What is Canada doing to reduce particulate matter emissions?
Canada made substantive progress between 1990 and 2014 in reducing the rate at which it emits particulate matter. However, its per capita emissions are still higher than the rates of all other peer countries in our analysis, so there is still room for improvement.
In 2012, the Canadian Council of Ministers of the Environment (an intergovernmental council that facilitates cross-jurisdictional environmental action across the territorial, provincial, and federal governments), with the exception of Quebec, agreed to implement a nationwide air quality management system—a set of guidelines for monitoring emissions and setting emissions standards. The system contains air quality standards—set out in the Canadian Ambient Air Quality Standards (CAAQS)—for fine particulate matter (PM2.5) and ozone.
In June 2014, the Government of Canada proposed new mandatory emission regulations that would apply to industry, called the Multi-Sector Air Pollutants Regulations.
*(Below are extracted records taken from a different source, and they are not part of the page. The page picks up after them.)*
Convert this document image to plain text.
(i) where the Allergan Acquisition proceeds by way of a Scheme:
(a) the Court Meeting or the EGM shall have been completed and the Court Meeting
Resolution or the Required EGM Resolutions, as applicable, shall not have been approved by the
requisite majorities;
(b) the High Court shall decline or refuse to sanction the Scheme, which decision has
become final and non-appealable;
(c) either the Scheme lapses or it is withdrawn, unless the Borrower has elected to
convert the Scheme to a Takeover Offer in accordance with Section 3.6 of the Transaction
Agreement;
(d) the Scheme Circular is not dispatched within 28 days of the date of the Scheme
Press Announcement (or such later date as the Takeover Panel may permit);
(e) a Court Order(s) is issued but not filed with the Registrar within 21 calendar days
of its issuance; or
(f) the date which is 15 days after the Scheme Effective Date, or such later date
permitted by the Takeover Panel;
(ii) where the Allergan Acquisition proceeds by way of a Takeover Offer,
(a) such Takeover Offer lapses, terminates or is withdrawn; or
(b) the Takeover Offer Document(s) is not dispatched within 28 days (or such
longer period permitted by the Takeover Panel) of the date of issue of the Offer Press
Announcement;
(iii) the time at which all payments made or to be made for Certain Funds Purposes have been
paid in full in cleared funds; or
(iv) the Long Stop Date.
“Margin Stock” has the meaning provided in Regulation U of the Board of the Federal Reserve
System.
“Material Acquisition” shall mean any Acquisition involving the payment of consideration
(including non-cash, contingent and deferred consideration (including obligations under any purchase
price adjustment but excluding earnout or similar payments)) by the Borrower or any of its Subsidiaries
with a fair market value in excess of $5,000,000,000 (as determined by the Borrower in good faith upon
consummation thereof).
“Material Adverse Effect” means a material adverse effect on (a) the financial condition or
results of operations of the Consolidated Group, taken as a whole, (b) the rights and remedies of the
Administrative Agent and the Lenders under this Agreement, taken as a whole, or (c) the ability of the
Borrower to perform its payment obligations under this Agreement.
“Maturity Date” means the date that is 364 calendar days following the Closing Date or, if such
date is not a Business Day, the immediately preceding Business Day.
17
If these regulations are adopted and phased in over time as planned, the resulting reduction in PM2.5 emissions (relative to a business-as-usual scenario) could save Canadians $3.8 billion (in 2012 constant dollars) in health costs between 2013 and 2035.8 These emission regulations pertain only to closed sources of emissions, so they are unlikely to have an impact on the largest sources of particulate matter emissions in Canada—namely, dust kicked up from roads and created during construction.
2 Friday et al., “Ecological Effects of Particulate Matter on the Histochemical Content of Alchonea cordifolia, Musa pradisiaca, and Manihot esculenta,” International Journal of Scientific & Technology Research 3 no. 389.
5 Caitlin Hancey, Particulate Matter, Ground-Level Ozone, and the Canada-Wide Standards Regulatory Process, (Ottawa: Sierra Club, December 1999), (accessed August 19, 2008).
8 Canada Gazette, Multi-Sector Air Pollutants Regulations. The estimated saving in health costs is the sum of the health benefits of reduced PM2.5 emissions from engines, boilers, and heaters used by industry and cement manufacturing facilities. See tables 10, 20, and 25.